The Father di Florian Zeller, tratto dall'omonima pièce teatrale, ha avuto diversi riconoscimenti e non è un a caso. Un’ opera intensa,  che viene trasposta su grande schermo con perfetta efficacia. Chiaro poi che avere un protagonista come Anthony Hopkins che catalizza ogni inquadratura aiuti e non poco ma davvero sceneggiatura e regia sono ottimi. La trovata vincente è appunto poggiare  letteralmente le immagini sulla vacillante memoria del protagonista,  per far si che la narrazione procede più che a flashback, a punti di vista diversi, a scossoni, puntando sull’ambiguità di certi passaggi e nell’installare e giocare sui dubbi dello spettatore che solo sul finale si rende conto palesemente della drammaticità della vicenda in se, mentre per buona pare del film si avverte palpabile la sensazione che possa arrivare un evento a rovesciare ogni cosa e prospettiva. Ottima scelta, perché i toni si smorzano opportunamente e “il dramma” vero e proprio è demandato a un finale che è anche poetico oltre che doloroso e intensissimo. Il film racconta la storia di un uomo malato e di sua figlia che cerca di prendersi cura di lui, tra badanti, spasimanti gelosi e inevitabili ricordi, il tutto però narrato appunto dalla mente decisamente confusa di Hppkins che fa la differenza.

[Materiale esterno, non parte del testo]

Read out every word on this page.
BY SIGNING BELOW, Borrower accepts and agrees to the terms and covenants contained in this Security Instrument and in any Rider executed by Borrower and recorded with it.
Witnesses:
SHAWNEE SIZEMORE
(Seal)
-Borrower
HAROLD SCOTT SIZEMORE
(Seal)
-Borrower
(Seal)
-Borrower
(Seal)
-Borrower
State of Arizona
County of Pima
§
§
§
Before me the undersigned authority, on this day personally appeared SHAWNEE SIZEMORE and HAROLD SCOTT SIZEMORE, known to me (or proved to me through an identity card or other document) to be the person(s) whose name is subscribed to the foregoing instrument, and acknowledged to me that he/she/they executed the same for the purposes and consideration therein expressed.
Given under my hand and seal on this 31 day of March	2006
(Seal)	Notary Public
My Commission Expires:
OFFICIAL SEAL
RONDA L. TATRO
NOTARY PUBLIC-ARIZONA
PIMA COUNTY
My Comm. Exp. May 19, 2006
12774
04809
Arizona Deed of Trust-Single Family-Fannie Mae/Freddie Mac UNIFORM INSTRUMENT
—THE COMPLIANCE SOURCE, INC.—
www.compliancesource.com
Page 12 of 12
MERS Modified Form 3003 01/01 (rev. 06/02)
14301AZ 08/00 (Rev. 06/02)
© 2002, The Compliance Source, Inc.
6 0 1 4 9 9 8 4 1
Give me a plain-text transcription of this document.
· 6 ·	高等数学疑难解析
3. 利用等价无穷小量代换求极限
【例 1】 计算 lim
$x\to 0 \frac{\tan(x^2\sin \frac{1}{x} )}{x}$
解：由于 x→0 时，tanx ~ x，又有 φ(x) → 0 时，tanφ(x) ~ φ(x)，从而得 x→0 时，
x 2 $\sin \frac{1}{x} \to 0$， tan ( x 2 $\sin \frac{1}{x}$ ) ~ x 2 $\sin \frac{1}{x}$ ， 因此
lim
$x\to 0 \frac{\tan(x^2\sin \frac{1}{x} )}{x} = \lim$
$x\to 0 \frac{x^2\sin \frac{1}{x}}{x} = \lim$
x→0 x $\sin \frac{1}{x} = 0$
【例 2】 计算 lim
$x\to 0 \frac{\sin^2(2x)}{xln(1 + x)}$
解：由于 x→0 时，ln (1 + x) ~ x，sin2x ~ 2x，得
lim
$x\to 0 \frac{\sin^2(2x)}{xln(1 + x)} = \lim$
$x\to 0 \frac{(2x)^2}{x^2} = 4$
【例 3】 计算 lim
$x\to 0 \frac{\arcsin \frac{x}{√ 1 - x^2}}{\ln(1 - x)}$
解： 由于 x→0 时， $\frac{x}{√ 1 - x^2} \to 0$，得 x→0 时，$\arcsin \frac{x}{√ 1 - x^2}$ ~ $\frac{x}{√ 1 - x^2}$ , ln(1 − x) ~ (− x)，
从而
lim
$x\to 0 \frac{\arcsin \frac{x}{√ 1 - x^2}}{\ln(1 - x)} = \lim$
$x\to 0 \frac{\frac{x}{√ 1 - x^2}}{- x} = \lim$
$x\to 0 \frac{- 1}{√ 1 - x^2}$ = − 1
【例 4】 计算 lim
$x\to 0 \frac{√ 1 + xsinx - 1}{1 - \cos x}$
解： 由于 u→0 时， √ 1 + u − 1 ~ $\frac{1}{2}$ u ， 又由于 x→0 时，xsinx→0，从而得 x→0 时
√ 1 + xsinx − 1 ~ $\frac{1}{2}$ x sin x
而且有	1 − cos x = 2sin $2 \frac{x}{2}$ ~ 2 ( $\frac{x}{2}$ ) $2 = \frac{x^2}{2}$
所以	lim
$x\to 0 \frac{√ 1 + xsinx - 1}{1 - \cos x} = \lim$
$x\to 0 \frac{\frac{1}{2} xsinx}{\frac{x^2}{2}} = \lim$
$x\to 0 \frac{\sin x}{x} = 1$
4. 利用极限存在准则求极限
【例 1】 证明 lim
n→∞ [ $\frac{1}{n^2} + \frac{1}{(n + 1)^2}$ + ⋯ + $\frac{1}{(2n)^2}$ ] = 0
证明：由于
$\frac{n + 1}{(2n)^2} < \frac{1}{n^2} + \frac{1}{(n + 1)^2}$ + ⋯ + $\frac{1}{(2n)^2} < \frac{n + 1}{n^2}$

Non è infatti un film sulla malattia, sul rapporto genitori figli, lo è anche, ma è anche una sorta di thiiller, una commedia nera, un carnage, un’ode alla vita.. ecco, un’ode alla vita, ci sembra la frase più appropriata per concludere questa recensione.

"- Mia figlia a Parigi, no no, là non parlano neanche inglese"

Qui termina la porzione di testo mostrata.